Appellate defense counsel assert that the convening authority exceeded the limits of the pretrial agreement by approving partial forfeitures as a part of the sentence. We disagree.
The pretrial agreement • provides that in exchange for the accused’s pleas of guilty, the approved sentence would not exceed a dishonorable discharge, total forfeitures of all pay and allowances, reduction to the grade of airman basic (E-l), and confinement at hard labor for two years.

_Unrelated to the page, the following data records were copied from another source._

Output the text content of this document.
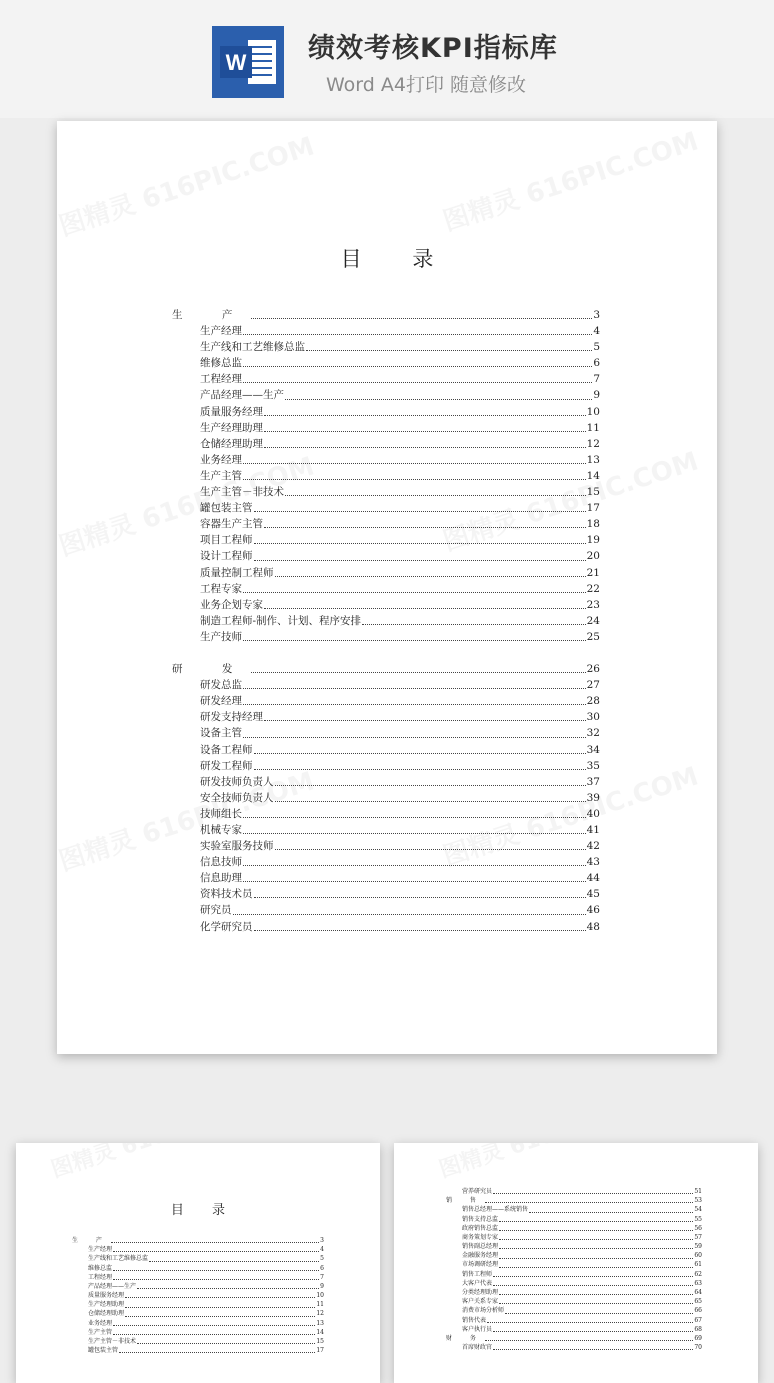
W 绩效考核KPI指标库
Word A4打印 随意修改
目 录
生 产	3
生产经理	4
生产线和工艺维修总监	5
维修总监	6
工程经理	7
产品经理——生产	9
质量服务经理	10
生产经理助理	11
仓储经理助理	12
业务经理	13
生产主管	14
生产主管－非技术	15
罐包装主管	17
容器生产主管	18
项目工程师	19
设计工程师	20
质量控制工程师	21
工程专家	22
业务企划专家	23
制造工程师-制作、计划、程序安排	24
生产技师	25
研 发	26
研发总监	27
研发经理	28
研发支持经理	30
设备主管	32
设备工程师	34
研发工程师	35
研发技师负责人	37
安全技师负责人	39
技师组长	40
机械专家	41
实验室服务技师	42
信息技师	43
信息助理	44
资料技术员	45
研究员	46
化学研究员	48
目 录
生 产	3
生产经理	4
生产线和工艺维修总监	5
维修总监	6
工程经理	7
产品经理——生产	9
质量服务经理	10
生产经理助理	11
仓储经理助理	12
业务经理	13
生产主管	14
生产主管－非技术	15
罐包装主管	17
营养研究员	51
销 售	53
销售总经理——系统销售	54
销售支持总监	55
政府销售总监	56
商务策划专家	57
销售副总经理	59
金融服务经理	60
市场调研经理	61
销售工程师	62
大客户代表	63
分类经理助理	64
客户关系专家	65
消费市场分析师	66
销售代表	67
客户执行员	68
财 务	69
首席财政官	70
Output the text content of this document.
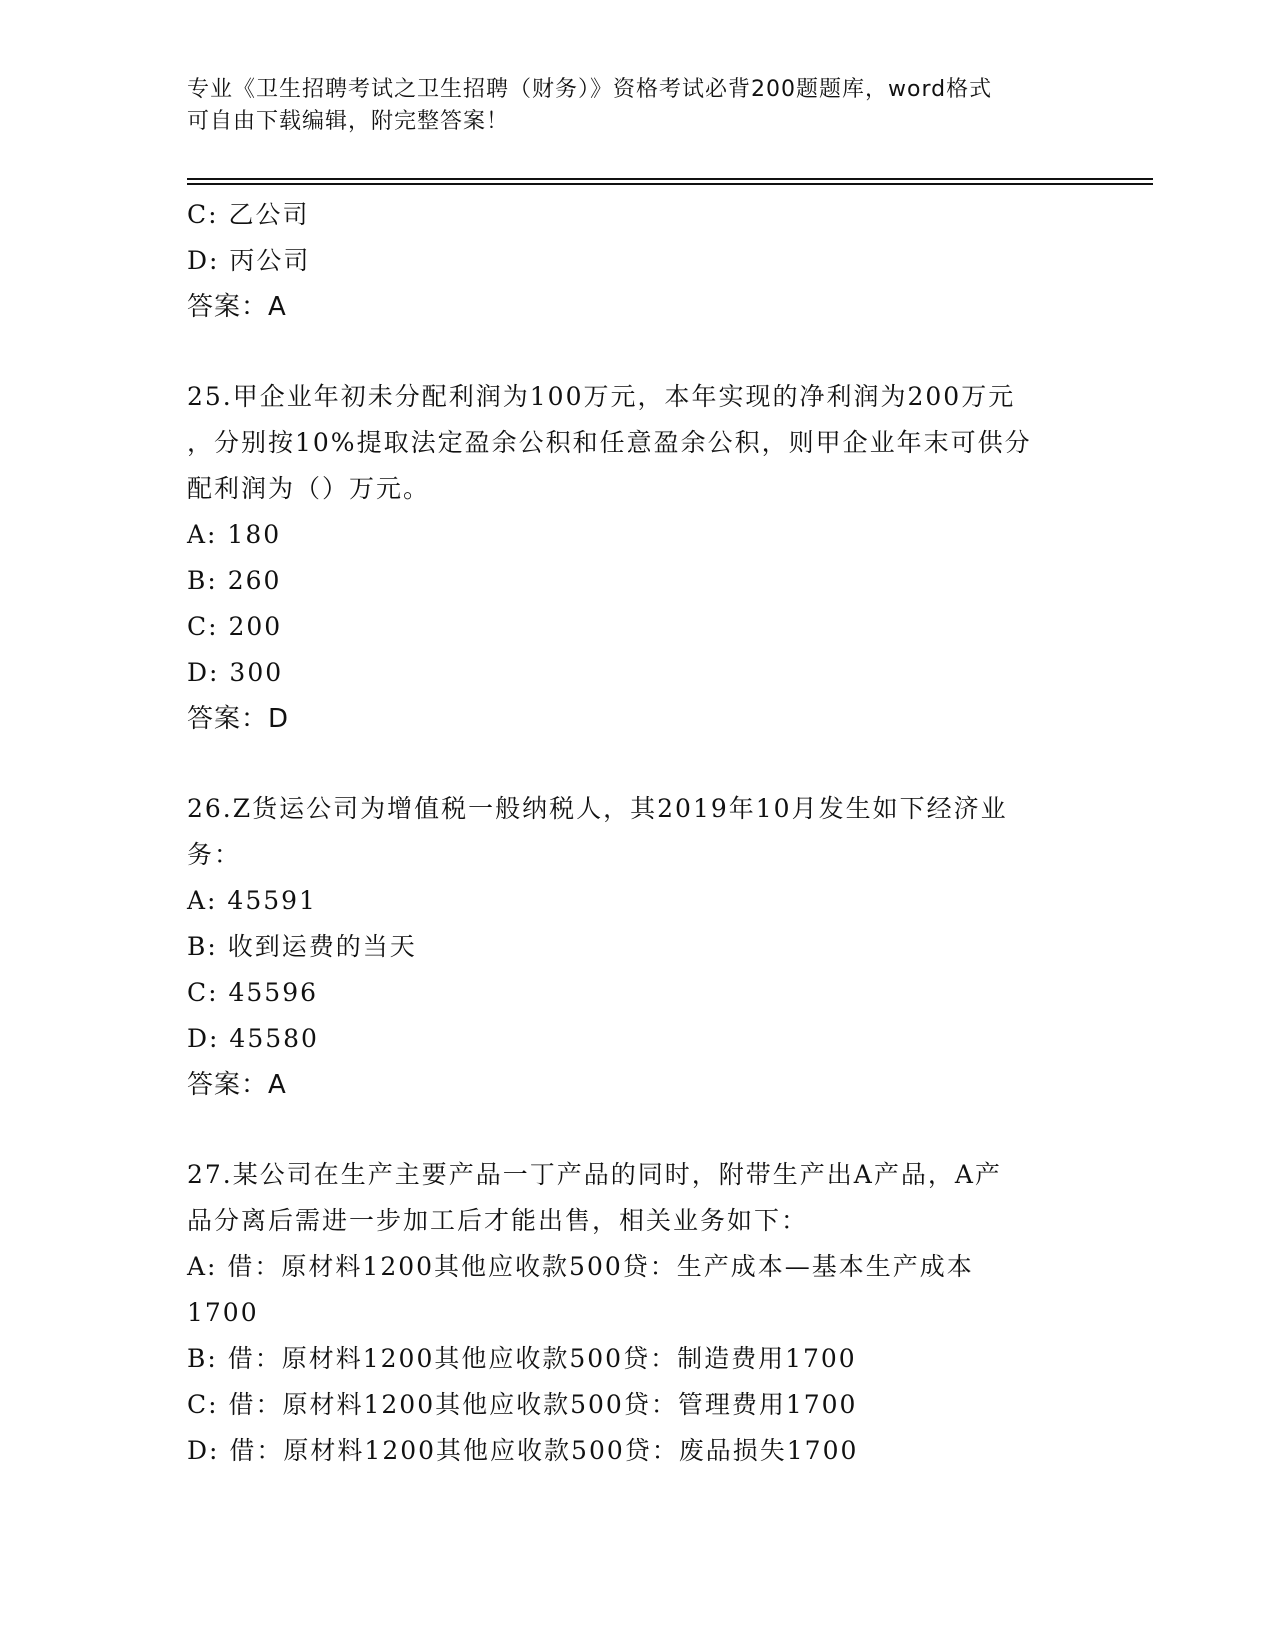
专业《卫生招聘考试之卫生招聘（财务）》资格考试必背200题题库，word格式
可自由下载编辑，附完整答案！
C: 乙公司
D: 丙公司
答案：A
25.甲企业年初未分配利润为100万元，本年实现的净利润为200万元
，分别按10%提取法定盈余公积和任意盈余公积，则甲企业年末可供分
配利润为（）万元。
A: 180
B: 260
C: 200
D: 300
答案：D
26.Z货运公司为增值税一般纳税人，其2019年10月发生如下经济业
务：
A: 45591
B: 收到运费的当天
C: 45596
D: 45580
答案：A
27.某公司在生产主要产品一丁产品的同时，附带生产出A产品，A产
品分离后需进一步加工后才能出售，相关业务如下：
A: 借：原材料1200其他应收款500贷：生产成本—基本生产成本
1700
B: 借：原材料1200其他应收款500贷：制造费用1700
C: 借：原材料1200其他应收款500贷：管理费用1700
D: 借：原材料1200其他应收款500贷：废品损失1700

The asserted error is derived from a combination of the presence of a fine and the absence of forfeitures in the adjudged sentence and the absence of a fine as a form of punishment in the sentence limitation portion of the pretrial agreement.
*779The defense contends that a rather confusing discussion between the military judge and the counsel during the Care1 inquiry resolved any ambiguity regarding a fine so as to make a fine inapplicable or non-approvable in this case. They conclude that the imposition of partial forfeitures in the approved sentence resulted only from the inclusion of a fine in the sentence adjudged. We take a different view.

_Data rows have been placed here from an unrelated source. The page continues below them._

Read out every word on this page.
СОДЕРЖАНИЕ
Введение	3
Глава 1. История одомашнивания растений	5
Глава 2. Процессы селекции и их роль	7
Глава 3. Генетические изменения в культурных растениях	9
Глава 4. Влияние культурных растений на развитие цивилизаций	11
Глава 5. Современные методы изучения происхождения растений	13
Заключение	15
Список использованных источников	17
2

In considering the limitations placed on an approved sentence as a result of a pretrial agreement and the adjudged sentence, the Court of Military Appeals in United States v. Brice, 17 U.S.C.M.A. 336, 38 C.M.R. 134 (1967), affirmed its previous rejection2 of the doctrine of divisible portions of a sentence. The Court’s resolution of the matter is dependent upon whether the sentence approved, when considered as a whole, is less severe than the sentence adjudged and no more severe than the sentence contained in the pretrial agreement.

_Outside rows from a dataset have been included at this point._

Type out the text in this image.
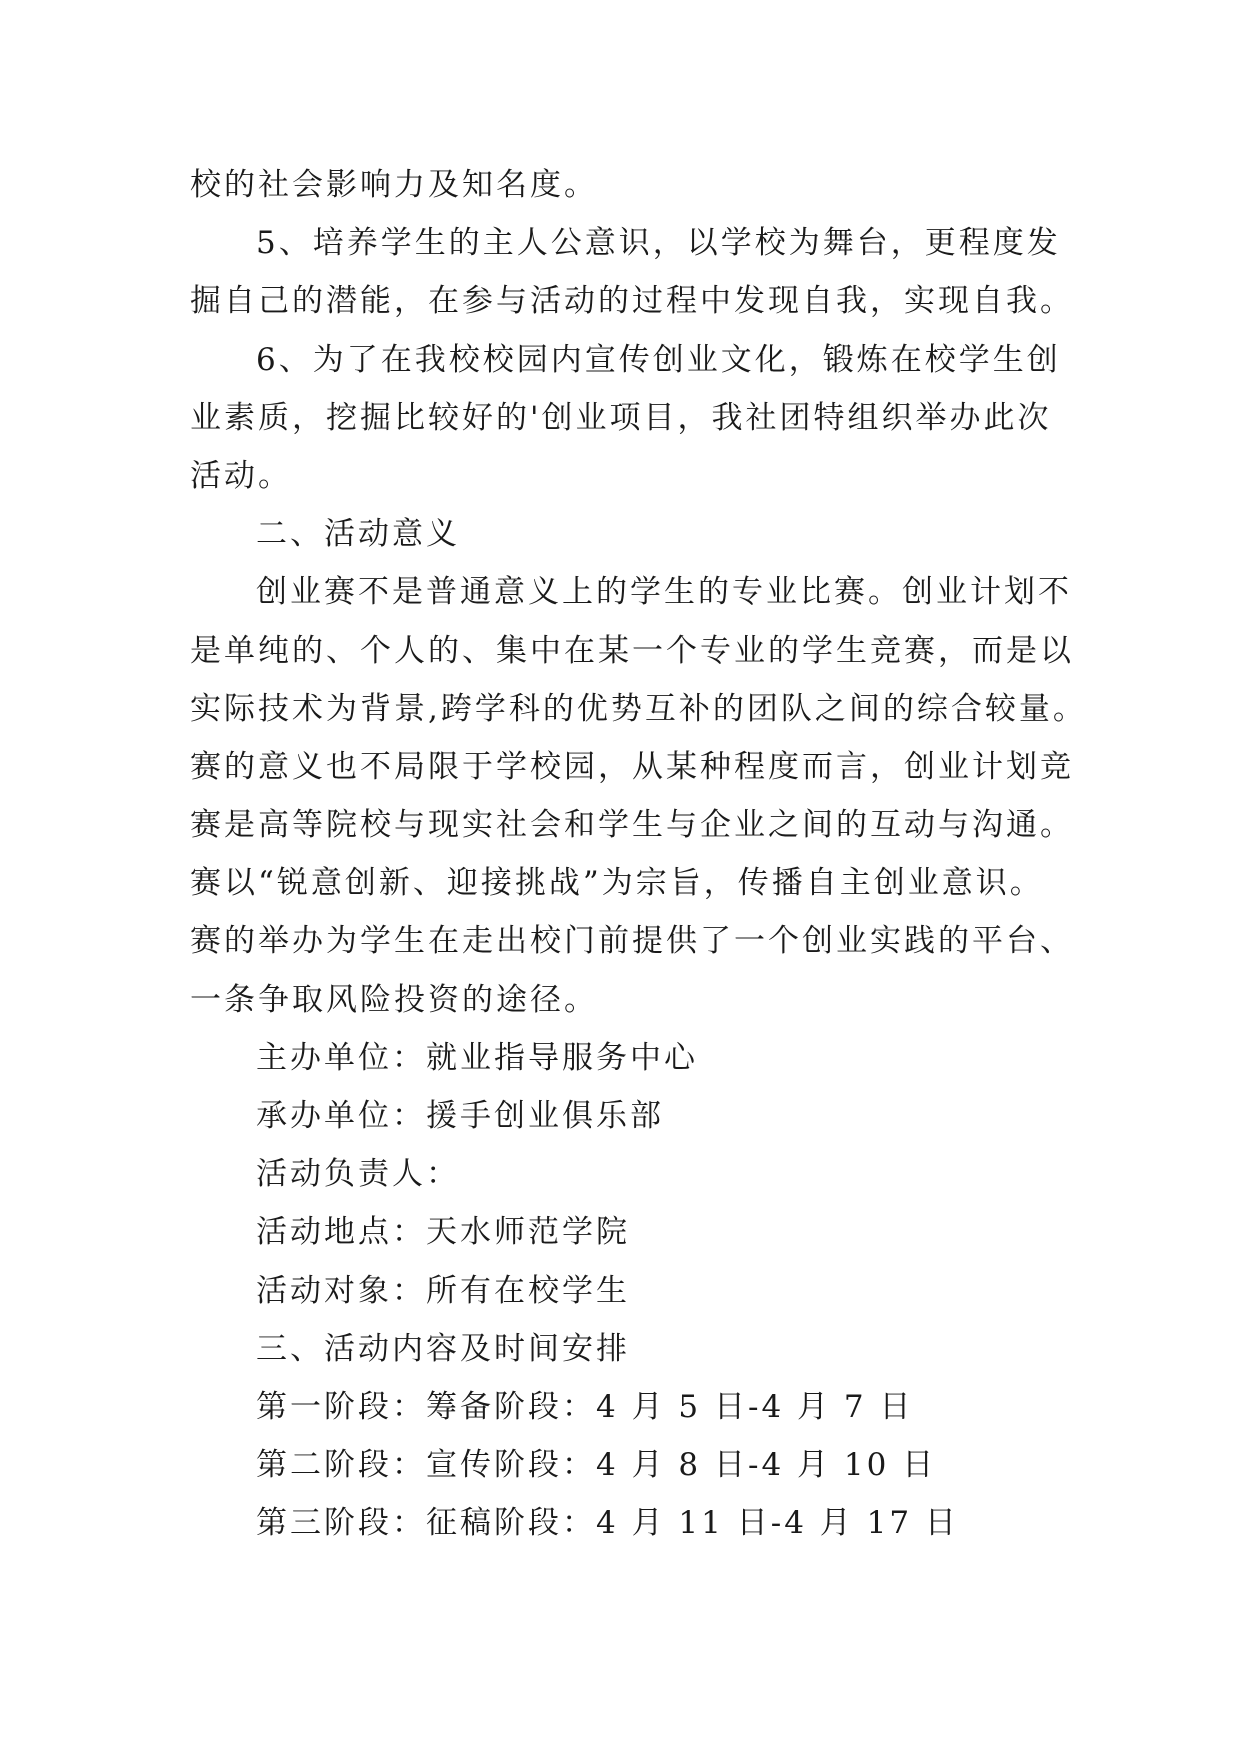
校的社会影响力及知名度。
5、培养学生的主人公意识，以学校为舞台，更程度发
掘自己的潜能，在参与活动的过程中发现自我，实现自我。
6、为了在我校校园内宣传创业文化，锻炼在校学生创
业素质，挖掘比较好的'创业项目，我社团特组织举办此次
活动。
二、活动意义
创业赛不是普通意义上的学生的专业比赛。创业计划不
是单纯的、个人的、集中在某一个专业的学生竞赛，而是以
实际技术为背景,跨学科的优势互补的团队之间的综合较量。
赛的意义也不局限于学校园，从某种程度而言，创业计划竞
赛是高等院校与现实社会和学生与企业之间的互动与沟通。
赛以“锐意创新、迎接挑战”为宗旨，传播自主创业意识。
赛的举办为学生在走出校门前提供了一个创业实践的平台、
一条争取风险投资的途径。
主办单位：就业指导服务中心
承办单位：援手创业俱乐部
活动负责人：
活动地点：天水师范学院
活动对象：所有在校学生
三、活动内容及时间安排
第一阶段：筹备阶段：4 月 5 日-4 月 7 日
第二阶段：宣传阶段：4 月 8 日-4 月 10 日
第三阶段：征稿阶段：4 月 11 日-4 月 17 日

In following this precedent, we need not consider the colloquy at trial regarding a fine. We find that the approved sentence, considered as a whole, is considerably less onerous than the sentence agreed upon in the pretrial agreement as well as the sentence adjudged. We further find that regardless of the parties’ accordance on the applicability of a fine, the permissible approval of a less severe sentence which included a forfeiture could not affect the providency of the plea in the face of an uncontested agreement to accept total forfeitures of all pay and allowances as a part of the sentence.
We have considered the remaining assigned errors and resolve them adversely to the accused.3
We note one matter which requires correction. Specification 3 of Charge III purports to allege an offense of failure to obey a lawful order. The order set forth is paragraph 7, Keflavik Naval Station Instruction 1746.2C, dated 25 February 1977 and the disobedience described is by purchasing rationed alcoholic beverages from other military personnel. Examination of the order discloses that it prohibits the purchase of alcoholic beverages by or for unauthorized persons. Sales of unopened containers are limited to certain specified locations. By implication, the order permits purchases of opened containers from military personnel. Since the accused was not charged with purchasing unopened containers of alcoholic beverages we hold that Specification 3 fails to allege an offense. Accordingly, we set aside the finding of guilty and dismiss the specification. After reassessing the sentence we find it nonetheless appropriate.
The remaining findings of guilty and the sentence are
AFFIRMED.
MILES and MAHONEY, Judges, concur.
. United States v. Care, 18 U.S.C.M.A. 535, 40 C.M.R. 247 (1969). See also United States v. King, 3 M.J. 458 (C.M.A.1977); United States v. Green, 1 M.J. 453 (C.M.A.1976); and United States v. Elmore, 1 M.J. 262 (C.M.A.1976).
. United States v. Monett, 16 U.S.C.M.A. 179, 36 C.M.R. 335 (1966).
. Appellate defense counsel’s motion for leave to file the accused’s affidavit pertaining to non-receipt of the clemency evaluation report, being unopposed by appellate government counsel, is granted. The motion to file the accused’s affidavit concerning his understanding of the terms of the pretrial agreement which was opposed by government counsel, is denied.